Pemilu 2024
Masa Transisi Kekuasaan, Prabowo Butuh 70 Persen Kekuatan DPR, Pengamat: Rangkul PDIP
Kubu Prabowo butuh dukungan 70 persen di DPR agar masa transisi kekuasaan berjalan mulus. Bakal rangkul PDIP.
WARTAKOTALIVE.COM, JAKARTA--Kubu Prabowo dan Istana Kepresiden diprediksi akan mencoba merangkul semua kekuatan politik.
Setelah mendekati Partai Nasdem, kemungkinan besar kubu Prabowo juga akan rengkul kubu PDI Perjuangan.
Seperti diketahui, Nasdem adalah salah satu partai pengusung pasangan Anies Baswedan-Muhaiman Iskandar, sementara PDIP adalah pendukung utama pasangan Ganjar Pranowo-Mahfud MD.
Hasil hitung cepat sejumlah membaga survei menunjukkan Prabowo-Gibran menang satu putaran dalam kontestasi Pilpres 2024.
Direktur Eksekutif Institute for Democracy and Strategic Affairs (Indostrategic) Ahmad Khoirul Umam menyebut Prabowo dan Jokowi akan mengajak partai-partai yang berpotensi menjadi oposisi masuk dalam gerbong mereka.
“Lingkaran istana dan Prabowo saat ini sedang melakukan pendekatan untuk meyakinkan PDIP bersedia ikut mem-back up pemerintahan Prabowo ke depan.
Baca juga: Jadi Kuasa Hukum Prabowo, Yusril Prediksi Kubu 01 dan 03 Minta Pembatalan Hasil Pilpres
Ini tidak perbeda sebagaimana PDIP dulu mempersilakan Prabowo masuk ke kekuasaan pasca-kekalahannya dari Jokowi pada Pilpres 2019,” kata Khoirul Umam kepada Kompas.com, Senin (19/2/2024).

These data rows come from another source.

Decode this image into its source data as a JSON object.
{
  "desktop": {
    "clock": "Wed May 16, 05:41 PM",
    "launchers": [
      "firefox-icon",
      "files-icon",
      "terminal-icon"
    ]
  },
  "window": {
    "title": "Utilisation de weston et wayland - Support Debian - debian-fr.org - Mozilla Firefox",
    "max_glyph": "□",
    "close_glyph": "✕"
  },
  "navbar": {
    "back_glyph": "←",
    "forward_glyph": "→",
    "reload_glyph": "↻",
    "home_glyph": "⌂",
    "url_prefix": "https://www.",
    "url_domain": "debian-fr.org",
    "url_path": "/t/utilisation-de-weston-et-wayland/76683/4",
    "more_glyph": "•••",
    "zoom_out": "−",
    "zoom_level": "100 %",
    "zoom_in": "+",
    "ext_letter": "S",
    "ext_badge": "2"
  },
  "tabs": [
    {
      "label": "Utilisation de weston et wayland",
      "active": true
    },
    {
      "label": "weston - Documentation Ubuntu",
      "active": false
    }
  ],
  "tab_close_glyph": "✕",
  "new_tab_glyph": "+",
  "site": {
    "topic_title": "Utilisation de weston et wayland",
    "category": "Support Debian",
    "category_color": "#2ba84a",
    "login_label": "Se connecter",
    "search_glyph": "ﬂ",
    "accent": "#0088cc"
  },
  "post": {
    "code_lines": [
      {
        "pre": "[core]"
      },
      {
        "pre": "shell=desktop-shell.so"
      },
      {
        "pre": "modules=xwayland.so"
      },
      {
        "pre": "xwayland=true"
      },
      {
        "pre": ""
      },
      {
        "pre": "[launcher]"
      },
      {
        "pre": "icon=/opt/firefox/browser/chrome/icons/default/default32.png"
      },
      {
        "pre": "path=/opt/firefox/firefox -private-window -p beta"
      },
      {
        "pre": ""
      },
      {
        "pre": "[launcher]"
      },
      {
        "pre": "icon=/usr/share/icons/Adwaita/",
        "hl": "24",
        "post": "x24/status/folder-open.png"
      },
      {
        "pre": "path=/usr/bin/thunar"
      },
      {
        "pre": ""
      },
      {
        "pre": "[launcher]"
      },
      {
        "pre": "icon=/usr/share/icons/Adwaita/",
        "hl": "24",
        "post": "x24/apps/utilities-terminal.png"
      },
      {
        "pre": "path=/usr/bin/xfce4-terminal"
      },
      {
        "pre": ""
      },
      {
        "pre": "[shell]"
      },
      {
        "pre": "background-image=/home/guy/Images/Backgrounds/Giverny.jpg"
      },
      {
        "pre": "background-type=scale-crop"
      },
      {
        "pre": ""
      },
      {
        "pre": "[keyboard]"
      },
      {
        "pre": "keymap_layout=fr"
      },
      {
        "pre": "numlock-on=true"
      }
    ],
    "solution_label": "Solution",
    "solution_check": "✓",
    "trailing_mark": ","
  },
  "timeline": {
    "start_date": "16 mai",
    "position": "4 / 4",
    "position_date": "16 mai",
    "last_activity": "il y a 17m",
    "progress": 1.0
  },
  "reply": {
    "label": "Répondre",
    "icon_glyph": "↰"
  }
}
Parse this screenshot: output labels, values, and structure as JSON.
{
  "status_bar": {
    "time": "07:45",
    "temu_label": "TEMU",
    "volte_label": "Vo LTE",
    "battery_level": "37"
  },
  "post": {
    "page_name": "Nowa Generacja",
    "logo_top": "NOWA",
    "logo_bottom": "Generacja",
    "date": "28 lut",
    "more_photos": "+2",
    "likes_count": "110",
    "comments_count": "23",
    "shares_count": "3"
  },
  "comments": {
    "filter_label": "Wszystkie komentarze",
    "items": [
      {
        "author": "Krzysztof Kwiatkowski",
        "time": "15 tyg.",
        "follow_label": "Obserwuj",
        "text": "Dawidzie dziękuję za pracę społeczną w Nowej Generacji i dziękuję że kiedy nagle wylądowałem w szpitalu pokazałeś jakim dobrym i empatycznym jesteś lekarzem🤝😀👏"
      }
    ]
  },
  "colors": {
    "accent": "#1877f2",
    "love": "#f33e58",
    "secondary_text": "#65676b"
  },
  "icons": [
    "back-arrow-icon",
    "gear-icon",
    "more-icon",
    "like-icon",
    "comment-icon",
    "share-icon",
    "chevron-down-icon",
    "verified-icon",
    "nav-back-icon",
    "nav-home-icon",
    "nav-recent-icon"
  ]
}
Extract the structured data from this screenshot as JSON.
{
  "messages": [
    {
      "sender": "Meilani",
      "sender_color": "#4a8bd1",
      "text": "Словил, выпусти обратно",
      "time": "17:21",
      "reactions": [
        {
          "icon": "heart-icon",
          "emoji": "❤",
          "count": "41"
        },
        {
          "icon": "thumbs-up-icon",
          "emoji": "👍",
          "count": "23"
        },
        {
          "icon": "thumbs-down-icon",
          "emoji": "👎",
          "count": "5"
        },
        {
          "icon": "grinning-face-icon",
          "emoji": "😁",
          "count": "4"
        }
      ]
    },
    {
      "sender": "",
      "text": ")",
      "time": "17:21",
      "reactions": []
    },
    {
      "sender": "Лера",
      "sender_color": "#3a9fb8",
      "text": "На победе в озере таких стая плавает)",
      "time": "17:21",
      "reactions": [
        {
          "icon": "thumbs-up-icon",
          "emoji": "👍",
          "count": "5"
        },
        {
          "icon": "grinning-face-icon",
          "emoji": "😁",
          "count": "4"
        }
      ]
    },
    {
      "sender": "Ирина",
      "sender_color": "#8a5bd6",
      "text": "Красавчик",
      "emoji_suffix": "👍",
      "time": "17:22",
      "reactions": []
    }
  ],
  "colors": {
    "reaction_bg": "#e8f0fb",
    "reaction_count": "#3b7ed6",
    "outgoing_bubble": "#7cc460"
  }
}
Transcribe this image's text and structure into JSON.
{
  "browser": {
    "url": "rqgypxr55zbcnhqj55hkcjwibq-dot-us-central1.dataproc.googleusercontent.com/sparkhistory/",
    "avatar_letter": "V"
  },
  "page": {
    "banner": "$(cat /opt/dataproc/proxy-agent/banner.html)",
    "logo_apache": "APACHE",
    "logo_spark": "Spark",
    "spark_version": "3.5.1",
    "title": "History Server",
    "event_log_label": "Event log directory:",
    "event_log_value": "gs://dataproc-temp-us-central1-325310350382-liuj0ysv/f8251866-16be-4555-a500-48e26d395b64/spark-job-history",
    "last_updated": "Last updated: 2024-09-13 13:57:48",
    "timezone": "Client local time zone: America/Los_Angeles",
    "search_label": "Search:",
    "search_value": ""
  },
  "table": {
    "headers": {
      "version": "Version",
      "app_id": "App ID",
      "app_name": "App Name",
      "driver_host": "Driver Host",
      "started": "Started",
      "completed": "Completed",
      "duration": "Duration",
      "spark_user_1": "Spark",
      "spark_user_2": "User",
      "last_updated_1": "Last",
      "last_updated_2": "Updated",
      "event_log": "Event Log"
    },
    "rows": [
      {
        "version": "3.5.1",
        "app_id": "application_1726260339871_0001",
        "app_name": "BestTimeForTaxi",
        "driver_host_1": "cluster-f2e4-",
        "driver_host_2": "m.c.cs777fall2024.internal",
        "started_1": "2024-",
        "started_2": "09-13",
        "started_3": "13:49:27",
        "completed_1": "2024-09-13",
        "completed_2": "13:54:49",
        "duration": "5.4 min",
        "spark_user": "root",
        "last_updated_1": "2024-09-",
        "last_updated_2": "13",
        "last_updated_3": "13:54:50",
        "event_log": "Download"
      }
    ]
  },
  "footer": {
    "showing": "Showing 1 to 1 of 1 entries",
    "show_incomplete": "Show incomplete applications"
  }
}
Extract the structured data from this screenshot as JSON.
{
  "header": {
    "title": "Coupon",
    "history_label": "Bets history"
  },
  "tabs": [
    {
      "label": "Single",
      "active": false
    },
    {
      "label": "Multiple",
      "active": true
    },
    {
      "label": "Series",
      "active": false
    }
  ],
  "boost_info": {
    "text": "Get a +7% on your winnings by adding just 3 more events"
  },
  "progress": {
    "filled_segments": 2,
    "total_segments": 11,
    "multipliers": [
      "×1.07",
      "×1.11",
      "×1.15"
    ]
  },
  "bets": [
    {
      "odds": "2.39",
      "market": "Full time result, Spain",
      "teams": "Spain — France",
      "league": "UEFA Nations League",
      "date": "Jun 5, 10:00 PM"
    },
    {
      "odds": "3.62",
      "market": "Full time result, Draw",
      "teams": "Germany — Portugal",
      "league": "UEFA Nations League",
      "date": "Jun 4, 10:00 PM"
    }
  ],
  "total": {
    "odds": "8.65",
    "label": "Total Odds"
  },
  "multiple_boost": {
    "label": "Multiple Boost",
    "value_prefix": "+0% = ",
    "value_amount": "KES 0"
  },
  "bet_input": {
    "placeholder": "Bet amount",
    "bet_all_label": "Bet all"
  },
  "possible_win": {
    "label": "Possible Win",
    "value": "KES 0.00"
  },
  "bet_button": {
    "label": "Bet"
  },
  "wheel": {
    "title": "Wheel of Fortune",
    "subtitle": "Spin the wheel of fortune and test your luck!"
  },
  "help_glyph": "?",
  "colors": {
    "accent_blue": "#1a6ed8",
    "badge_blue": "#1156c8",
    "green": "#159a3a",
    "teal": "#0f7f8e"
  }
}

Meski Prabowo-Gibran unggul jauh pada Pemilu Presiden (Pilpres) 2024 menurut hasil hitung cepat, namun, Partai Gerindra yang dipimpin oleh Prabowo berada di urutan ketiga dalam pemilu legislatif (pileg).
Perolehan suara partai berlambang garuda itu sekitar 13 persen, tak lebih besar dari PDIP dan Partai Golkar.
Dengan hitungan demikian, Prabowo akan memiliki tingkat ketergantungan politik yang sangat tinggi demi menjaga stabilitas politik dan pemerintahannya di fase transisi awal yang seringkali penuh turbulensi.
Untuk mengamankan itu, Prabowo harus bisa mengumpulkan setidaknya 70 persen kekuatan politik di parlemen.
Oleh karenanya, tak heran jika kubu Prabowo-Gibran berupaya merangkul partai-partai di luar koalisi mereka.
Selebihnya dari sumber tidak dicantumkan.